Who cares what Bill Gross thinks...his way isn't Glass-Steagall, thus nowhere does he provide a solution, nor an accurate assessment of things. He just wants the monetarism HIS way, not their way. Guess what Bill, no way of monetarism will work.
Now if only there was one law we could pass that could wipe out all the fraud by declaring it illegitimate. Oh yes, and we need not even construct it, we had it and its standards in place once.
One law to rule them all (economically)
Glass-Steagall (not just a law, or a firewall, but also a standard for what is and isn't legitimate within a system)
So guess where all this fraudulent debt sits. Where does Ron Paul say it sits? Where does Barack Obama says it sits? Where did Bush? Boehner? Clinton? Pelosi? Reid?
That's right....they ALL say it sits legitimately. Time to get rid of all the douchebags that support the paying off of fraudulent debt, and passing the law that will rid
It's not about left or right, or nanny state, or what percentage pays taxes....those are all false debates, that are effects of the system, not a cause of future trouble.
It's not less than half the people pay taxes, and thus we are screwed and giving too much away in entitlements. (that is the thinking of a Grade AAA dipshit)
It's that the monetary system, corrupt as all hell, destroy the conditions for poeple to work, so that less than half pay taxes, and more need to take handouts. It's an effect, not a cause.
Want to know a real cause-effect....how about two?

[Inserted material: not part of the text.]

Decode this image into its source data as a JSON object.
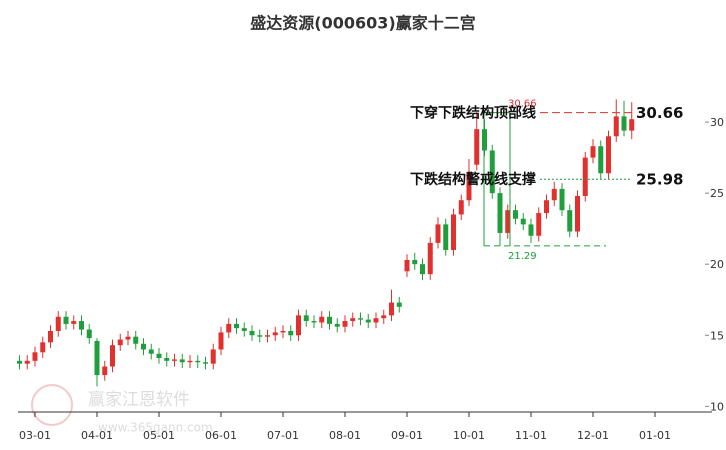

1. Fraudulent debt = idiots wanting to cut or print (2 dipshit ways...or a 3rd a combo of both)
2. Reenact Glass-Steagall = all the fraud pervasive in the system....the fake derivatives, the RMBS/CMBS, the co-mingling of capital.....etc, is wiped away....as if it never even existed....because only through fraud it did.....which means there is no debt crisis, there is no reason to not do anything, and there is no reason cut...nor print for fraud.
Bill Gross is on the wrong side of this, as are many people that think they've found the truth this time. Nope, you've been suckered again. Only Glass-Steagall will get rid of the exact crux of the issue, without a new dark age. Any other way the reset button is pressed, it will lead to a new dark age.
Go after the REAL problem, the validity of the debts. Then you'd find out the debt we have, we don't.
But you'll never see an idiot like Walker/Christie/Obama/Reid/Pelosi/Boehner/Romney/Ron and Rand Paul/etc actually get to the real issue. How valid are the debts themselves? Then ask the much important question. If it isn't valid...why are we paying? Much more pressing.....why are we paying that....and cutting this? Why are we printing for that.....and not building this?
Bill Gross and all other forms of monetary schools are retarded.
Pass Glass-Steagall and Bill Gross and the rest of the dipshits can blow it out their idiot asses. They never got it right during the bull, they still haven't gotten right during the bear. It was a fraudulent setup that made them money, and it is the same fraudulent nature that will take it away. The dumbest guys in the room are named Obama/Paul/Gross/Bernanke/Reid/Pelosi/Boehner/Buffett/Walker/Christie/etc
None of them understand shit. Just their own interpertation of this fraud (somehow not being fraud) through their own form of monetarism's rose colored glasses.
Fraud on the way up and down. But none of them are pointing to that factoid. 1990's will never happen again, get over it. The Reagan revolution, was completely wrong and anti-american. Hope and change? Never gonna get it. Just more bankster bullshit.
Only Glass-Steagall will set us free. It really is that simple. Is it because the simplicity of one law needing to be passed, that was once the law of the land, make it so difficult to see such a simple solution. Grab the fucking wheel Gross. My fellow American's, pass Glass-Steagall.
Listening to all the keynes/austrian fucktards clueless in everything is just waking up the half naked asleep captain. We've already done this. Now we need to realize we need to grab the fucking wheel and pass Glass-Steagall.